Blog

The beast in the jungle: Tone in the era of Trump

Puerto Rico looks like a game of Pick-Up Sticks after Hurricane Maria, as seen from a U.S. Customs and Border Protection, Air and Marine Operations, Black Hawk during a flyover Sept. 23. Photograph by Kris Grogan, U.S. Customs and Border Protection.

Puerto Rico looks like a game of Pick-Up Sticks after Hurricane Maria, as seen from a U.S. Customs and Border Protection, Air and Marine Operations, Black Hawk during a flyover Sept. 23. Photograph by Kris Grogan, U.S. Customs and Border Protection.

Is President Donald J. Trump racist?

It’s a question that has threaded his virulent response to the NFL players kneeling before the National Anthem to protest racism and his passive-aggressive approach to Puerto Rico’s suffering in the aftermath of Hurricane Maria.

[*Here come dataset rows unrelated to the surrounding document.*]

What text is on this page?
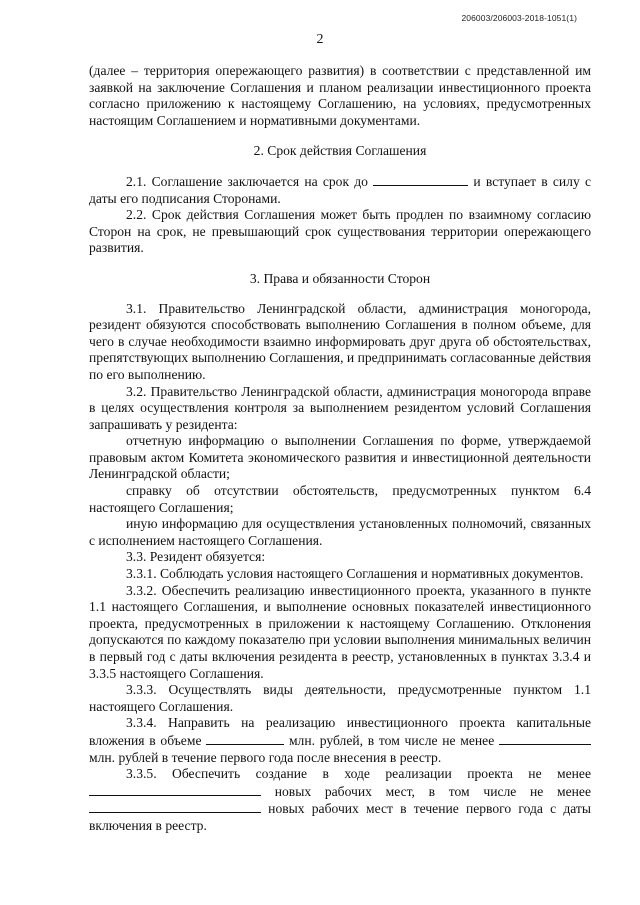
206003/206003-2018-1051(1)
2

(далее – территория опережающего развития) в соответствии с представленной им заявкой на заключение Соглашения и планом реализации инвестиционного проекта согласно приложению к настоящему Соглашению, на условиях, предусмотренных настоящим Соглашением и нормативными документами.

2. Срок действия Соглашения

2.1. Соглашение заключается на срок до	и вступает в силу с даты его подписания Сторонами.

2.2. Срок действия Соглашения может быть продлен по взаимному согласию Сторон на срок, не превышающий срок существования территории опережающего развития.

3. Права и обязанности Сторон

3.1. Правительство Ленинградской области, администрация моногорода, резидент обязуются способствовать выполнению Соглашения в полном объеме, для чего в случае необходимости взаимно информировать друг друга об обстоятельствах, препятствующих выполнению Соглашения, и предпринимать согласованные действия по его выполнению.

3.2. Правительство Ленинградской области, администрация моногорода вправе в целях осуществления контроля за выполнением резидентом условий Соглашения запрашивать у резидента:

отчетную информацию о выполнении Соглашения по форме, утверждаемой правовым актом Комитета экономического развития и инвестиционной деятельности Ленинградской области;

справку об отсутствии обстоятельств, предусмотренных пунктом 6.4 настоящего Соглашения;

иную информацию для осуществления установленных полномочий, связанных с исполнением настоящего Соглашения.

3.3. Резидент обязуется:

3.3.1. Соблюдать условия настоящего Соглашения и нормативных документов.

3.3.2. Обеспечить реализацию инвестиционного проекта, указанного в пункте 1.1 настоящего Соглашения, и выполнение основных показателей инвестиционного проекта, предусмотренных в приложении к настоящему Соглашению. Отклонения допускаются по каждому показателю при условии выполнения минимальных величин в первый год с даты включения резидента в реестр, установленных в пунктах 3.3.4 и 3.3.5 настоящего Соглашения.

3.3.3. Осуществлять виды деятельности, предусмотренные пунктом 1.1 настоящего Соглашения.

3.3.4. Направить на реализацию инвестиционного проекта капитальные вложения в объеме	млн. рублей, в том числе не менее  млн. рублей в течение первого года после внесения в реестр.

3.3.5. Обеспечить создание в ходе реализации проекта не менее  новых рабочих мест, в том числе не менее  новых рабочих мест в течение первого года с даты включения в реестр.
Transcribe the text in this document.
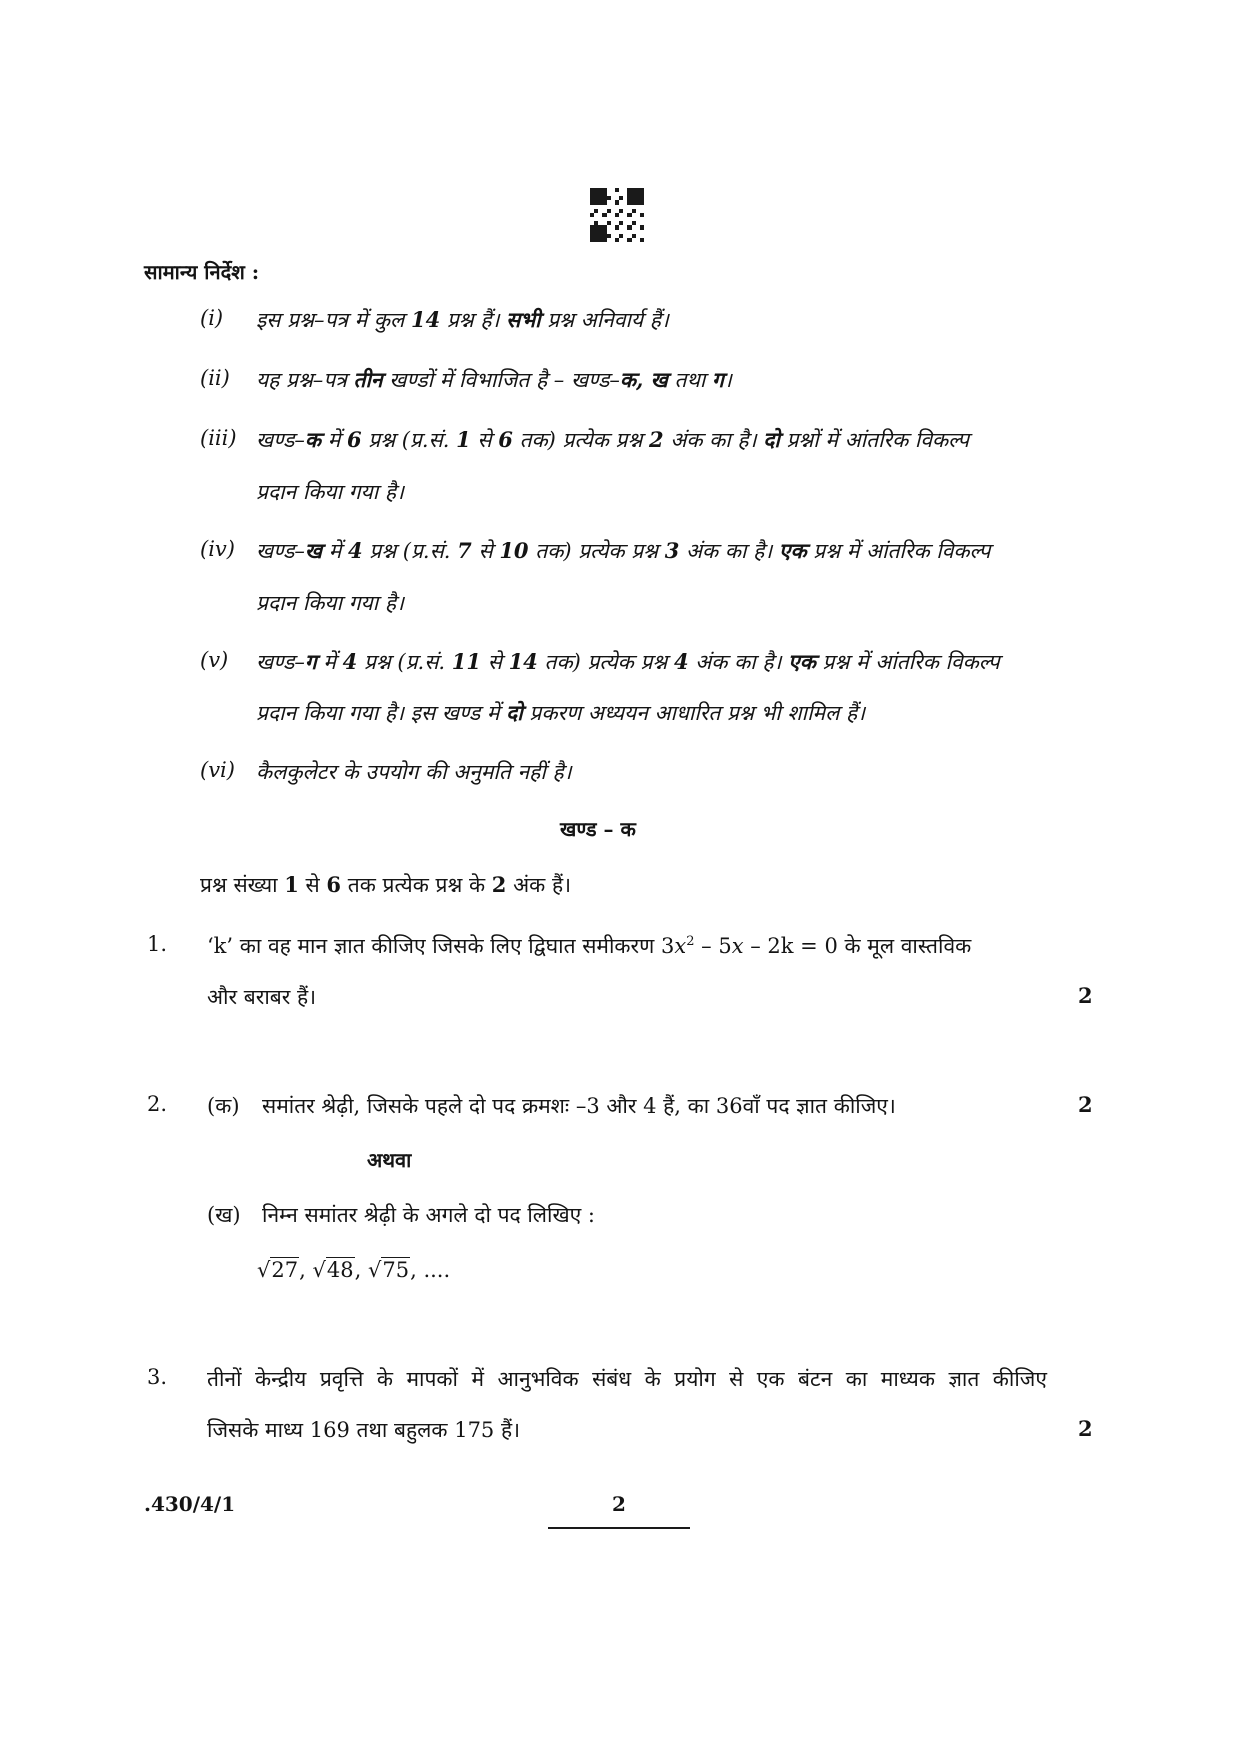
सामान्य निर्देश :
(i) इस प्रश्न–पत्र में कुल 14 प्रश्न हैं। सभी प्रश्न अनिवार्य हैं।
(ii) यह प्रश्न–पत्र तीन खण्डों में विभाजित है – खण्ड–क, ख तथा ग।
(iii) खण्ड–क में 6 प्रश्न (प्र.सं. 1 से 6 तक) प्रत्येक प्रश्न 2 अंक का है। दो प्रश्नों में आंतरिक विकल्प
प्रदान किया गया है।
(iv) खण्ड–ख में 4 प्रश्न (प्र.सं. 7 से 10 तक) प्रत्येक प्रश्न 3 अंक का है। एक प्रश्न में आंतरिक विकल्प
प्रदान किया गया है।
(v) खण्ड–ग में 4 प्रश्न (प्र.सं. 11 से 14 तक) प्रत्येक प्रश्न 4 अंक का है। एक प्रश्न में आंतरिक विकल्प
प्रदान किया गया है। इस खण्ड में दो प्रकरण अध्ययन आधारित प्रश्न भी शामिल हैं।
(vi) कैलकुलेटर के उपयोग की अनुमति नहीं है।
खण्ड – क
प्रश्न संख्या 1 से 6 तक प्रत्येक प्रश्न के 2 अंक हैं।
1. ‘k’ का वह मान ज्ञात कीजिए जिसके लिए द्विघात समीकरण $3x^2 - 5x - 2k = 0$ के मूल वास्तविक
और बराबर हैं।	2
2. (क) समांतर श्रेढ़ी, जिसके पहले दो पद क्रमशः –3 और 4 हैं, का 36वाँ पद ज्ञात कीजिए।	2
अथवा
(ख) निम्न समांतर श्रेढ़ी के अगले दो पद लिखिए :
√27, √48, √75, ....
3. तीनों केन्द्रीय प्रवृत्ति के मापकों में आनुभविक संबंध के प्रयोग से एक बंटन का माध्यक ज्ञात कीजिए
जिसके माध्य 169 तथा बहुलक 175 हैं।	2
.430/4/1	2
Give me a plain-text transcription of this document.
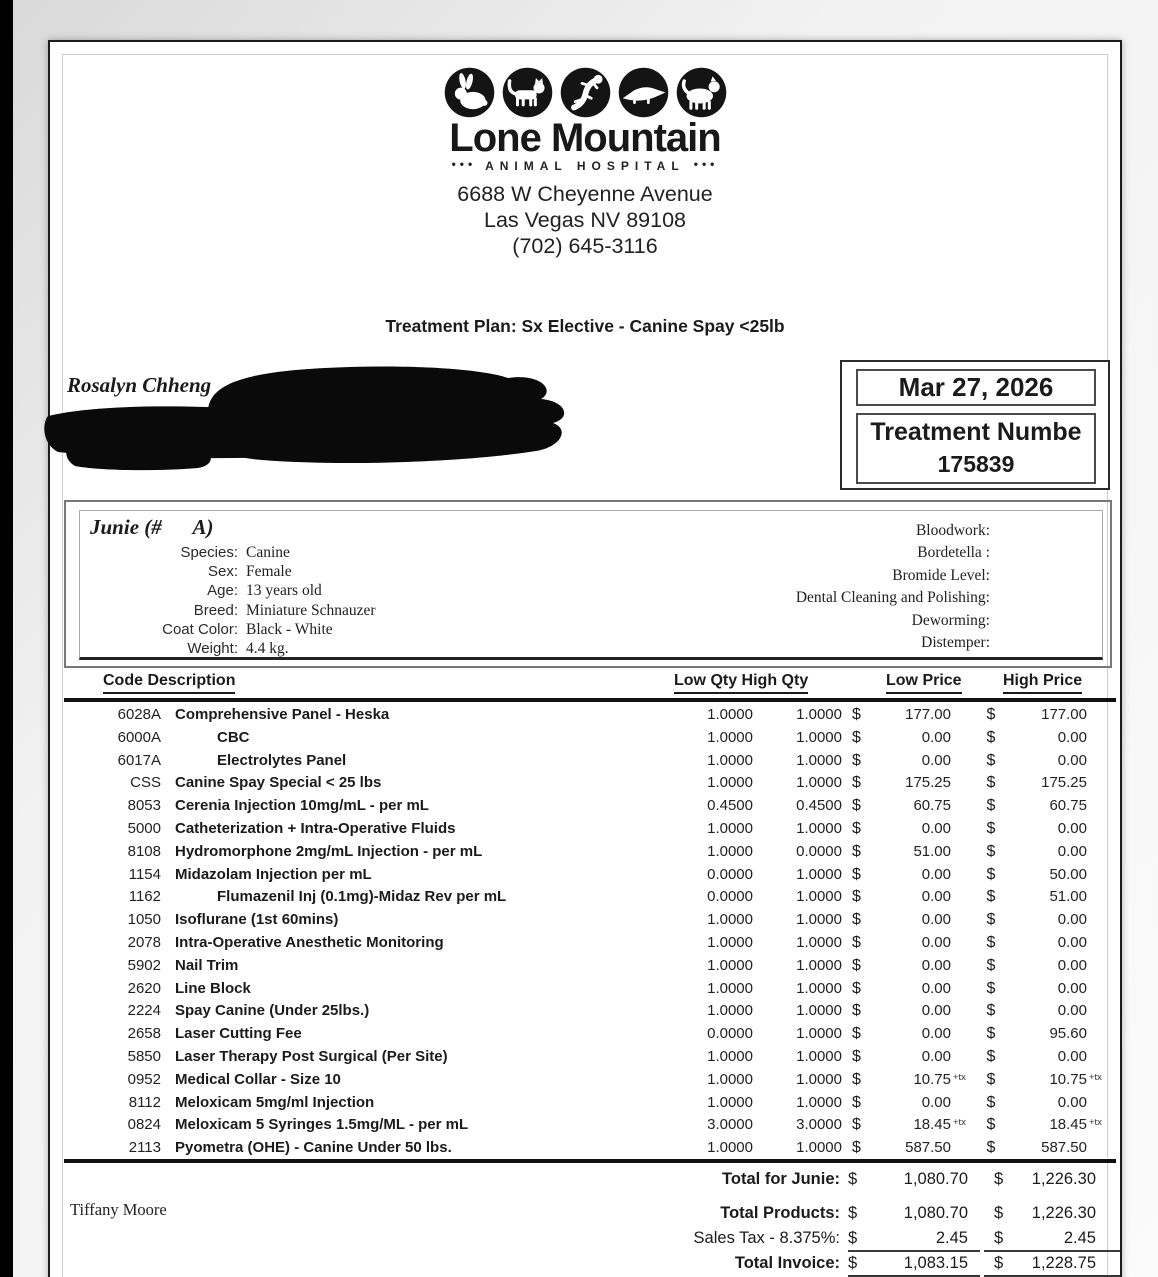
Lone Mountain
••• ANIMAL HOSPITAL •••
6688 W Cheyenne Avenue
Las Vegas NV 89108
(702) 645-3116
Treatment Plan: Sx Elective - Canine Spay <25lb
Rosalyn Chheng	Mar 27, 2026
Treatment Numbe
175839
Junie (#      A)
Species: Canine
Sex: Female
Age: 13 years old
Breed: Miniature Schnauzer
Coat Color: Black - White
Weight: 4.4 kg.
Bloodwork:
Bordetella :
Bromide Level:
Dental Cleaning and Polishing:
Deworming:
Distemper:
Code Description	Low Qty High Qty	Low Price	High Price
6028A Comprehensive Panel - Heska	1.0000	1.0000 $	177.00	$	177.00
6000A	CBC	1.0000	1.0000 $	0.00	$	0.00
6017A	Electrolytes Panel	1.0000	1.0000 $	0.00	$	0.00
CSS Canine Spay Special < 25 lbs	1.0000	1.0000 $	175.25	$	175.25
8053 Cerenia Injection 10mg/mL - per mL	0.4500	0.4500 $	60.75	$	60.75
5000 Catheterization + Intra-Operative Fluids	1.0000	1.0000 $	0.00	$	0.00
8108 Hydromorphone 2mg/mL Injection - per mL	1.0000	0.0000 $	51.00	$	0.00
1154 Midazolam Injection per mL	0.0000	1.0000 $	0.00	$	50.00
1162	Flumazenil Inj (0.1mg)-Midaz Rev per mL	0.0000	1.0000 $	0.00	$	51.00
1050 Isoflurane (1st 60mins)	1.0000	1.0000 $	0.00	$	0.00
2078 Intra-Operative Anesthetic Monitoring	1.0000	1.0000 $	0.00	$	0.00
5902 Nail Trim	1.0000	1.0000 $	0.00	$	0.00
2620 Line Block	1.0000	1.0000 $	0.00	$	0.00
2224 Spay Canine (Under 25lbs.)	1.0000	1.0000 $	0.00	$	0.00
2658 Laser Cutting Fee	0.0000	1.0000 $	0.00	$	95.60
5850 Laser Therapy Post Surgical (Per Site)	1.0000	1.0000 $	0.00	$	0.00
0952 Medical Collar - Size 10	1.0000	1.0000 $	10.75 +tx	$	10.75 +tx
8112 Meloxicam 5mg/ml Injection	1.0000	1.0000 $	0.00	$	0.00
0824 Meloxicam 5 Syringes 1.5mg/ML - per mL	3.0000	3.0000 $	18.45 +tx	$	18.45 +tx
2113 Pyometra (OHE) - Canine Under 50 lbs.	1.0000	1.0000 $	587.50	$	587.50
Total for Junie: $	1,080.70 $ 1,226.30
Total Products: $	1,080.70 $ 1,226.30
Sales Tax - 8.375%: $	2.45 $	2.45
Total Invoice: $	1,083.15 $ 1,228.75
Tiffany Moore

I don’t think Trump is a racist. Indeed, I don’t like to think of any American president as one. But I do think that he is a joyless, mirthless person who takes no pleasure in other people and strikes a misanthropic tone. (How then do you explain the way he feeds off an audience? But an audience is an abstraction. You don’t know an audience individually, nor can it make the demands on you that a person can. Contrast Trump as performer with Hillary Clinton, onstage stick in the mud, who’s said to be fantastic one-on-one.)

Trump is not the first president to curse those who oppose him. In Ken Burns and Lynn Novick’s “The Vietnam War,” President Richard Nixon calls Pentagon Papers leaker Daniel Ellsberg a “son of a bitch.” Nor has foul language been Republican presidents’ province alone. Presidents John F. Kennedy, Lyndon B Johnson, Bill Clinton and Barack Obama have all had choice words for those who have crossed them. You don’t become president without a killer instinct.

But until Trump there has been a sense of public politesse toward those who disagree with us. Some would say Trump’s excoriating style is a kind of telling it like it is, the product of the internet and reality TV. I would say civility is neither hypocritical nor phony. Rather there’s something to be said for acting in a manner you aspire to.

When Trump publicly called the NFL protesters “sons of bitches” – impugning their mothers as well – it had a massively corrosive effect. You could see it in the glum faces and hurt eyes of not only the protesters but those who stood and linked arms with them, like alpha male Tom Brady. The players – black and white, kneeling and standing – had to a man been blindsided.

If Trump used a machete to try to cut the NFL down to size, he’s used a stiletto to address the nettlesome problem of getting aid to Puerto Rico. Giving himself high marks, Trump noted the difficulty of getting aid to an island out in a big ocean. (It’s in the Caribbean Sea, but let’s assume that’s a metaphor.) He also underscored, in Scrooge-like fashion, Puerto Rican debt, a debt that would have to be repaid to Wall Street. It’s like nursing a patient with lung cancer and beginning by saying, “Well, that’s what happens when you smoke three packs a day.”

Maybe Trump is merely performing to his base or distracting it from his administration’s lack of legislative accomplishments. Maybe he is going for the jugular in the concrete jungle that still shapes him.

But the net effect is to appear to be trying to rob people of their joy. And since those people are often people of color, the president appears to be racist when in fact he may not be.